The inter-process communication is needed in the MPI routines of the package whenever boundaries of the distributed data matrix do not coincide with those of the Toeplitz block. The communication pattern is local in a sense that it involves only neighboring processes and is therefore expected to scale well with a number of MPI processes (and it indeed does in the regime in which the tests have been done.) It involves each process sending to and receiving from a neighboring process a vector of data of the length defined by the half-bandwidth of the Toeplitz block, $\lambda$ , shared between them. This provides sufficient information to enable each process to compute a part of the Toeplitz-vector product corresponding to its input data on its own without any need for further data exchanges. In particular we note that all the FFT calls used by the package are either sequential or threaded.

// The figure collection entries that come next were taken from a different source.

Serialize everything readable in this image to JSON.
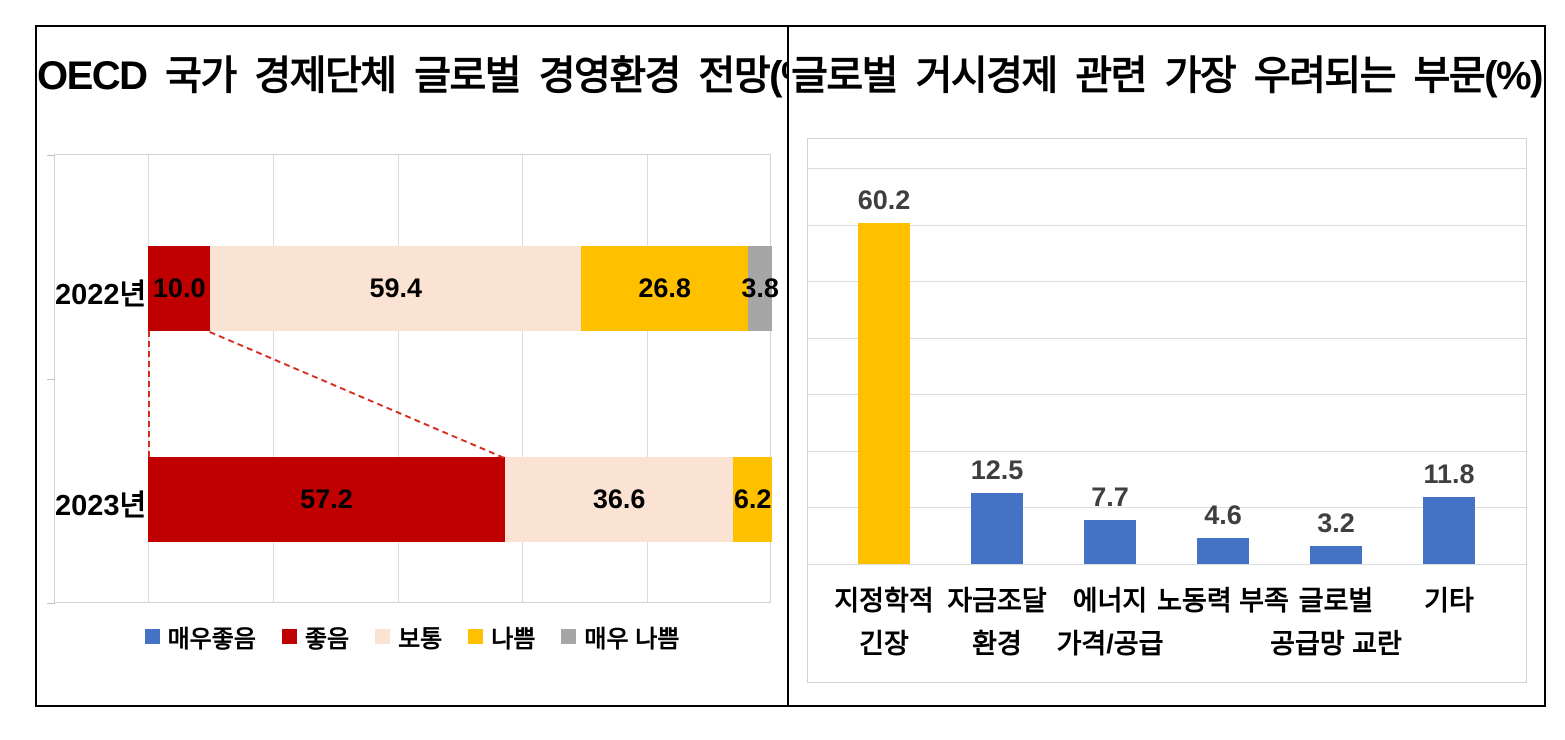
{
  "accent_colors": {
    "blue": "#4472C4",
    "dark_red": "#C00000",
    "cream": "#FBE3D3",
    "gold": "#FFC000",
    "gray": "#A6A6A6",
    "dashed_connector_red": "#D62B20"
  },
  "chart_data": [
    {
      "type": "bar",
      "subtype": "horizontal-stacked",
      "title": "OECD 국가 경제단체 글로벌 경영환경 전망(%)",
      "categories": [
        "2022년",
        "2023년"
      ],
      "series": [
        {
          "name": "매우좋음",
          "color": "#4472C4",
          "values": [
            0,
            0
          ]
        },
        {
          "name": "좋음",
          "color": "#C00000",
          "values": [
            10.0,
            57.2
          ]
        },
        {
          "name": "보통",
          "color": "#FBE3D3",
          "values": [
            59.4,
            36.6
          ]
        },
        {
          "name": "나쁨",
          "color": "#FFC000",
          "values": [
            26.8,
            6.2
          ]
        },
        {
          "name": "매우 나쁨",
          "color": "#A6A6A6",
          "values": [
            3.8,
            0
          ]
        }
      ],
      "xlim": [
        0,
        100
      ],
      "gridline_interval": 20,
      "grid": "vertical",
      "legend_position": "bottom",
      "data_labels": {
        "2022년": [
          "10.0",
          "59.4",
          "26.8",
          "3.8"
        ],
        "2023년": [
          "57.2",
          "36.6",
          "6.2"
        ]
      },
      "annotation": "red dashed connector linking the 좋음 segment of 2022년 (10.0) to 2023년 (57.2)"
    },
    {
      "type": "bar",
      "subtype": "vertical",
      "title": "글로벌 거시경제 관련 가장 우려되는 부문(%)",
      "categories": [
        "지정학적 긴장",
        "자금조달 환경",
        "에너지 가격/공급",
        "노동력 부족",
        "글로벌 공급망 교란",
        "기타"
      ],
      "category_lines": [
        [
          "지정학적",
          "긴장"
        ],
        [
          "자금조달",
          "환경"
        ],
        [
          "에너지",
          "가격/공급"
        ],
        [
          "노동력 부족",
          ""
        ],
        [
          "글로벌",
          "공급망 교란"
        ],
        [
          "기타",
          ""
        ]
      ],
      "values": [
        60.2,
        12.5,
        7.7,
        4.6,
        3.2,
        11.8
      ],
      "data_labels": [
        "60.2",
        "12.5",
        "7.7",
        "4.6",
        "3.2",
        "11.8"
      ],
      "bar_colors": [
        "#FFC000",
        "#4472C4",
        "#4472C4",
        "#4472C4",
        "#4472C4",
        "#4472C4"
      ],
      "ylim": [
        0,
        70
      ],
      "gridline_interval": 10,
      "grid": "horizontal",
      "legend_position": "none"
    }
  ]
}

The communication pattern as implemented is either non-blocking and then instituted with help of MPI_Isend and MPI_Irecv calls used twice to send to and receive from left and right, i.e.,

        // to the Left
        MPI_Irecv((LambdaIn + lambdaIn_offset), offsetn * m_rowwise, MPI_DOUBLE,
                  right, MPI_USER_TAG, comm, &requestLeft_r);
        MPI_Isend(LambdaOut, toSendLeft * m_rowwise, MPI_DOUBLE, left,
                  MPI_USER_TAG, comm, &requestLeft_s);
 
        // to the Right
        MPI_Irecv(LambdaIn, offset0 * m_rowwise, MPI_DOUBLE, left, MPI_USER_TAG,
                  comm, &requestRight_r);
        MPI_Isend((LambdaOut + lambdaOut_offset), toSendRight * m_rowwise,
                  MPI_DOUBLE, right, MPI_USER_TAG, comm, &requestRight_s);

what is followed by a series of respective MPI_Wait calls, i.e.,

        MPI_Wait(&requestLeft_r, &status);
        MPI_Wait(&requestLeft_s, &status);
        MPI_Wait(&requestRight_r, &status);
        MPI_Wait(&requestRight_s, &status);

or blocking implemented with help MPI_Sendrecv calls, i.e.,

        // to the Left
        MPI_Sendrecv(LambdaOut, toSendLeft * m_rowwise, MPI_DOUBLE, left,
                     MPI_USER_TAG, (LambdaIn + lambdaIn_offset),
                     offsetn * m_rowwise, MPI_DOUBLE, right, MPI_USER_TAG, comm,
                     &status);
 
        // to the Right
        MPI_Sendrecv((LambdaOut + lambdaOut_offset), toSendRight * m_rowwise,
                     MPI_DOUBLE, right, MPI_USER_TAG, LambdaIn,
                     offset0 * m_rowwise, MPI_DOUBLE, left, MPI_USER_TAG, comm,
                     &status);

The choice between the two is made with help of the global flag FLAG_BLOCKINGCOMM, which by default is set to 0 (non-blocking communication).